In the past few weeks I have seen a dramatic change. More applications. More purchases. More people inquiring. I think somewhat driven by a bargain of lower home prices.
Lending is still being re-shaped. There are still issues at hand. But, overall I truely beleive this is a great time for a consumer to take advantage!
Tags: Mortgage Related · Real Estate Related
With REO listings growing and getting a higher demand from home buyers I thought I would start a post about the financing avenues.
In the past there was typically a problem in the lending community with education on how to include repairs and rehabilitation in a home purchase. So many loan officers would say they cannot do it or imply it is not available. Some would offer it and say you have to have good to excellent credit.The fact is that all the above is a myth and that the problem is loan officer education on the subject.
Programs available:
1) Construction/Rehab: This program is commonly offered by lenders whom do Home Construction.
Some limitations include:
a: Good Credit with limited or no delinquency.
b: Down Payment requirements of 5% or up to 25%.

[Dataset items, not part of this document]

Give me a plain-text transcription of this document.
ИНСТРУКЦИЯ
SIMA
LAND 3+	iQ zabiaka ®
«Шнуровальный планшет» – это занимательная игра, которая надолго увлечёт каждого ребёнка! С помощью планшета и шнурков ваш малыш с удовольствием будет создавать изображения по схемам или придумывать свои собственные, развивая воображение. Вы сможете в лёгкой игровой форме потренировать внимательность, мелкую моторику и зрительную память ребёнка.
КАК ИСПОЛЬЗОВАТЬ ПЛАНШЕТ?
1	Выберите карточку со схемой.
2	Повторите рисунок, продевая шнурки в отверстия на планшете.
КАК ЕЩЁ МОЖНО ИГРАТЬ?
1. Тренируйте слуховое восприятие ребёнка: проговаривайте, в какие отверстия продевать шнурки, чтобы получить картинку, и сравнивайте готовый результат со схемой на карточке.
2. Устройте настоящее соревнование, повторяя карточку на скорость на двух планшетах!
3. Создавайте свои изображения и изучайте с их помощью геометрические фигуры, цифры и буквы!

c: Imposing a minimum on the Rehab project. Example: Rehabilitation minimum of $50,000.
d: Higher interest rates, limited amortization options, and sometimes only available as an ARM or Balloon.

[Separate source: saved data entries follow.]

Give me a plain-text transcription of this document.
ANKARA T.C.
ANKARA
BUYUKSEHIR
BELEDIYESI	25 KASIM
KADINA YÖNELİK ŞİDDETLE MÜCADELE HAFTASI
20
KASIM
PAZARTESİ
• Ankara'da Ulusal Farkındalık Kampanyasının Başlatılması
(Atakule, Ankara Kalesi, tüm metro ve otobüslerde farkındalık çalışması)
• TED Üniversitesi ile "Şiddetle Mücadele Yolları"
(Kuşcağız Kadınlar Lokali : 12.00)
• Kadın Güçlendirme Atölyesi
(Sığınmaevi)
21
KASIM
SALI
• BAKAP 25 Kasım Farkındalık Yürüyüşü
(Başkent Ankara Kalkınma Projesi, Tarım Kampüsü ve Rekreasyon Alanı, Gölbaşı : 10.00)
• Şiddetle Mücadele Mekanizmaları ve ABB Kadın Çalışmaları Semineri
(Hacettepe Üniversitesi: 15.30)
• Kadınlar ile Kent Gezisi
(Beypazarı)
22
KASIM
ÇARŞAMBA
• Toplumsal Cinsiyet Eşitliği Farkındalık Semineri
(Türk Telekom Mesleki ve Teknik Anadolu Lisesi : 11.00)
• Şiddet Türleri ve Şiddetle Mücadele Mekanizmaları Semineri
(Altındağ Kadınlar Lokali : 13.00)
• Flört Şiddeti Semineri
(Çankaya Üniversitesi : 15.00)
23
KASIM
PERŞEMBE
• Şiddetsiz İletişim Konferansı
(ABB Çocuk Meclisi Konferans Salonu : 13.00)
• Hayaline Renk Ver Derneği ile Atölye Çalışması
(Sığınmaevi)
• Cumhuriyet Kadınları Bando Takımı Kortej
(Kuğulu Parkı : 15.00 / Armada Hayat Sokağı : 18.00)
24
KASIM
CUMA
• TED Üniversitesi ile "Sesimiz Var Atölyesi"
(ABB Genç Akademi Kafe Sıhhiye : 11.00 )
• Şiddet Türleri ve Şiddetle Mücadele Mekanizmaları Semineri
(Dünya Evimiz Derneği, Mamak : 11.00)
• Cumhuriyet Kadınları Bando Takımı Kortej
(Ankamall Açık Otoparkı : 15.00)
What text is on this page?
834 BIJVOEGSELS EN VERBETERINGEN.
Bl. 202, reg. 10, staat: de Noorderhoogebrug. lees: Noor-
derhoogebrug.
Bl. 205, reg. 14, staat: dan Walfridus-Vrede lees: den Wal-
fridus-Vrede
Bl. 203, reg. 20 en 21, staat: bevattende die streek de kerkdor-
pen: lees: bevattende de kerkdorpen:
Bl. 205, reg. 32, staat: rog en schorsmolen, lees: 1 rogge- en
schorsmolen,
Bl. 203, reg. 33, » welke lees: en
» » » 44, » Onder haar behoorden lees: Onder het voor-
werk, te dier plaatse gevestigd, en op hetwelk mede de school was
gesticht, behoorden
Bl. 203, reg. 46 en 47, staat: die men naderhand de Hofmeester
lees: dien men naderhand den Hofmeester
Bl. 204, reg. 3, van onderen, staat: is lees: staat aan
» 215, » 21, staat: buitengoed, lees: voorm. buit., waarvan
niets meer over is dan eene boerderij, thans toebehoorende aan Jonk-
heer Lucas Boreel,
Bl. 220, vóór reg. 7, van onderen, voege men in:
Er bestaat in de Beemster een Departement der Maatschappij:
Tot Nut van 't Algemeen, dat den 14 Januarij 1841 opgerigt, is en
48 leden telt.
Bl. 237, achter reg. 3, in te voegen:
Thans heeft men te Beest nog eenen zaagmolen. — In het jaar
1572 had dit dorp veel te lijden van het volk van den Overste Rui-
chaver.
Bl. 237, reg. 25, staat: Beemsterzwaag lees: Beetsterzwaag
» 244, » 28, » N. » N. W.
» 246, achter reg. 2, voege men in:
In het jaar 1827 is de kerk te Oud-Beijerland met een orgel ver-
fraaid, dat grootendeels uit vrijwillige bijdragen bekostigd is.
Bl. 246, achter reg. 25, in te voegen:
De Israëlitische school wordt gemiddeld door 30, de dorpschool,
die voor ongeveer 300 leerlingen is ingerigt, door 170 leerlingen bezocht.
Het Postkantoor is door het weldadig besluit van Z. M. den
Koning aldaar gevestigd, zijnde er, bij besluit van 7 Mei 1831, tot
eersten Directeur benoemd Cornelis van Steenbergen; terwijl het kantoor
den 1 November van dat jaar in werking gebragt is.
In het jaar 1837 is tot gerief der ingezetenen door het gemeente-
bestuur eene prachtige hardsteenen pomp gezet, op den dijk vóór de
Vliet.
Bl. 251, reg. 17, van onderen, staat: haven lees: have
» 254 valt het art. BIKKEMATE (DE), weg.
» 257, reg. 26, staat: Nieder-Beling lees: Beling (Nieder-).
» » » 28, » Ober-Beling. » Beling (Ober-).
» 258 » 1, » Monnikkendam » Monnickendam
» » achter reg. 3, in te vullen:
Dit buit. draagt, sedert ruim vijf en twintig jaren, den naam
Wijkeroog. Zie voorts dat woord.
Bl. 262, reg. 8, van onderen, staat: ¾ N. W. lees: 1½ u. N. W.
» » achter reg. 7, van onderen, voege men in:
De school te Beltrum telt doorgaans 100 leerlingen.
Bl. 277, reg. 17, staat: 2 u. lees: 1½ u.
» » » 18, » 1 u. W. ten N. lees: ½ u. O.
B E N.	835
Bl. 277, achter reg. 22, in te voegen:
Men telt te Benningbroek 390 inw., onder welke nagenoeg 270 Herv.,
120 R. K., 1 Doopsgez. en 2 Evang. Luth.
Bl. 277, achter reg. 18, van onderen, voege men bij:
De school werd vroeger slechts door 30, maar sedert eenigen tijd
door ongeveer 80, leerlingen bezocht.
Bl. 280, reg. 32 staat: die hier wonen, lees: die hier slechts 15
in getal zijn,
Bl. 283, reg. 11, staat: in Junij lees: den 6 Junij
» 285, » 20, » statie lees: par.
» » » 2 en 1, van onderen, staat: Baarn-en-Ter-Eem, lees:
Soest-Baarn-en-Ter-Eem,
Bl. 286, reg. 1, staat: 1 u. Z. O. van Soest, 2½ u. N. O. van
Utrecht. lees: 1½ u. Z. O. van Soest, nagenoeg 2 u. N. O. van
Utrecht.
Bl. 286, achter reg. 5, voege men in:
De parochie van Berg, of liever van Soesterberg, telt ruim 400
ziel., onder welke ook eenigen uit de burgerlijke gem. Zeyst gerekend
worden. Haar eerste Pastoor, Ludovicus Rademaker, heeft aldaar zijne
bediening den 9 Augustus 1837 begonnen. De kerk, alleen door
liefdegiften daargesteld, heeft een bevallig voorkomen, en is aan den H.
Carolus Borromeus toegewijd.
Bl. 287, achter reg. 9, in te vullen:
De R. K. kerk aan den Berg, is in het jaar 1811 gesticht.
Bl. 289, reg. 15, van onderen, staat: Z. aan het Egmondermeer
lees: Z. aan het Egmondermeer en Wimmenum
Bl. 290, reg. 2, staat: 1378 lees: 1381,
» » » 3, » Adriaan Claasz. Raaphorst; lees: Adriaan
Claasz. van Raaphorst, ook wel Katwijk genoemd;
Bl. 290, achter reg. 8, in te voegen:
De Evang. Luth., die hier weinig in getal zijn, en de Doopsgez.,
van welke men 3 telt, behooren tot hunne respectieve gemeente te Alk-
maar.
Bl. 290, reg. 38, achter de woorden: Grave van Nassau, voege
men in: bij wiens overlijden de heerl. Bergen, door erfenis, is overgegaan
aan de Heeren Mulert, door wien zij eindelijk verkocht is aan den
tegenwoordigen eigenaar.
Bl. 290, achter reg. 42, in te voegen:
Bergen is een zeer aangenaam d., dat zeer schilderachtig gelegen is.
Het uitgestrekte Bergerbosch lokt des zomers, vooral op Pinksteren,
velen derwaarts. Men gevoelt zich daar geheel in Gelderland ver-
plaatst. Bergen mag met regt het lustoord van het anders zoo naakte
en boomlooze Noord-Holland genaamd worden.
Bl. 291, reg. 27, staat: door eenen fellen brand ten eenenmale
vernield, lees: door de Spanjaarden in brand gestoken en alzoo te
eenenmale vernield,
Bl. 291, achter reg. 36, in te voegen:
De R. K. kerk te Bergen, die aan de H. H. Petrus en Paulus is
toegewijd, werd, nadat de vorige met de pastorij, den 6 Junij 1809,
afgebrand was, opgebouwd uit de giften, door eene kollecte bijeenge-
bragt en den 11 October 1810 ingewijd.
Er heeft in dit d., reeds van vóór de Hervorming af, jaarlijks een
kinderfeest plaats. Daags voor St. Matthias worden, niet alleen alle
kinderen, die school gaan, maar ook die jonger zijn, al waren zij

Some factors that may help buyers:
a: More options for draw schedules.
b: More options regarding verification of income and assets.
c: Some offer self-rehab although limited.
2) FHA 203K: This program is offered by Approved FHA lenders. However, there is a course you have to complete as a Loan Officer to be able to do these loans. So, it is rare to find someone that offers an FHA loan and also is able to offer 203K. HUD has a list of approved FHA lenders and approved 203k consultants on their site.
Some drawbacks include:
a: Full Documentation Only. Most self-employed individuals struggle to be approved due to lack of profit showing on their Schedule C.
b: Limited Draw Schedules although it allows most of the work to be done more quickly.
c: Owner Occupied Only! No investors.
Some factors that may help buyers:
a: No Credit Score Requirement!
b: Limited to No Down Payment!
c: Typically there is no minimum requirement on rehab project.
d: Low interest rates regardless of credit score!
3) FHA 203Ks: This program is like the above but it is a streamline version. There is no additional requirement for a Loan Officer to do them. They only have to work for a company that is FHA approved.
This program is probably one of the best to use on any home. If your buyer has good credit or bad credit the rate is low.
The limitations:
- Up to $35,000
- Cannot do anything requiring blueprints
Say you hate the kitchen cause it is puke green. Done!
The house has no appliances. Done!
You are disabled and need wheelchair access. Done!
You want to gut it to the studs and hang new drywall, flooring, kitchen, bath, appliances, siding, windows, lighting, a new roof, down spouts, FURNACE, plumbing, HVAC, electrical, add a deck, add a porch, add a patio, basement finishing/remodeling/waterproofing, septic and a well. Done!
Perfect. Even those borrowers with limited credit, no credit, flawed credit can qualify.
Fannie Mae also has a nice product available called Homestyle. It typically requires a 5% down payment but there are ways to get around that. FHA is far superior though.
Tags: Mortgage Related · Real Estate Related
Federal grant money is available to homeowners needing money for repairs and home buyers needing help with down payment. Home buyers can also repair a property with grant money.
How? Call your county! Contact their Planning and Development division. Some have various names for this but anyone working for the county who deals with real estate should know who you need to talk too.
The county you should contact is the one in which the house is located.